Richard ran his fingers back though his hair. "That doesn't make any sense."

"It's not supposed to. That, too, is part of its trait-to have no trait. To make no sense in order to foil you."

"I agree with Lord Rahl," Cara said. "It still has to have some kind of makeup, some way of acting and reacting. Even people who think they are being clever by trying to be unpredictable still fall into patterns even though they may not realize it. This beast can't just run around hither and thither hoping to come across Lord Rahl napping."

"In order to prevent it from being understood and stopped, this beast was intentionally created as a creature of chaos. It was conjured to attack and kill you, but beyond that mission, it functions toward that end through disordered means." Shota gathered up another floating point of her dress as she spoke. "Today it attacks with claws. Tomorrow it spits poison. The next day it burns with fire, or crushes with a blow, or sinks fangs into you. It attacks by random action. It does not choose a course of action based on analysis, previous experience, or even the situation at hand."

Richard pinched the bridge of his nose as he thought about her explanation. So far, it seemed like Shota was right in that there had been no pattern to the attacks. They had come in completely different ways-so different, in fact, that they had questioned whether or not it was really the same beast Nicci had warned was after him.

"But Lord Rahl has evaded this beast several times now. He has proven that it can be bested."

Shota smiled at the very idea, as if a child had come up with the assertion. She strolled off a ways and then returned as she considered the problem. The twitch of her brow told Richard that she had come up with a better way to explain it.
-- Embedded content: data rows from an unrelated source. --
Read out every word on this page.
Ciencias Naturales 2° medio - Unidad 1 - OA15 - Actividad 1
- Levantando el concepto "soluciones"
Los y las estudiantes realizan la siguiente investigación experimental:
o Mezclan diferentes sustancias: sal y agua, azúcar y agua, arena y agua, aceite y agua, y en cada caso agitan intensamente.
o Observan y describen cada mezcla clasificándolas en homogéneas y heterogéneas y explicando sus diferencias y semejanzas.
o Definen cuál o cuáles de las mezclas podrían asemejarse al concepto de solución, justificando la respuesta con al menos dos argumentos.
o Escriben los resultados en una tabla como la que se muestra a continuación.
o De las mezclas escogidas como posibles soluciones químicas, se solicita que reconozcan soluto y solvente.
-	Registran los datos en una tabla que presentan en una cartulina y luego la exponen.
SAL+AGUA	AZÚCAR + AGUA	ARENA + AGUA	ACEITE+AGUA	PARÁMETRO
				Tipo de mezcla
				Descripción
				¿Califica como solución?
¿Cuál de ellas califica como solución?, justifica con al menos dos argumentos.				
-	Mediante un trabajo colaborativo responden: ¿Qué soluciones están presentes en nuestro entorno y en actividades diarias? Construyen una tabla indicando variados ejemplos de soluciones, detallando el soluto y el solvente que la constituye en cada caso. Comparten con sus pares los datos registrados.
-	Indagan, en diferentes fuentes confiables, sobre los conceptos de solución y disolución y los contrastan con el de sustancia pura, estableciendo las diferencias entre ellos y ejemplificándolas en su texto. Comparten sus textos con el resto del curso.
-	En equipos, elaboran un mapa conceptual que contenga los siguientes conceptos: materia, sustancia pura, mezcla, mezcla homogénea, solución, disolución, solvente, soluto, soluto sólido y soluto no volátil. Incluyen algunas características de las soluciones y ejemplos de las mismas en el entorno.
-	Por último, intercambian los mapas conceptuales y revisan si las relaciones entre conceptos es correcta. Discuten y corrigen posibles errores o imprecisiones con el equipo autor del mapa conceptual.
"Think of the blood beast as if it were rain," she said. "Imagine that you want to stay out of the rain, like you would want to avoid being caught by the beast. Imagine that your goal is to stay dry. Today you may be inside when the rain comes, so you remain dry. Another day the rain may come on the other side of the valley and you again stay dry. Another day you leave an area just before the rain begins. Another day, you may decide not to travel, and there the rain visits. Maybe on another day as you walk down a road the rain moves in and falls in the field to your right, but on the road and to your left it remains dry. Each time the random rain event missed you, and you stayed dry-sometimes because you took preventative measures, such as staying inside, and sometimes by sheer chance.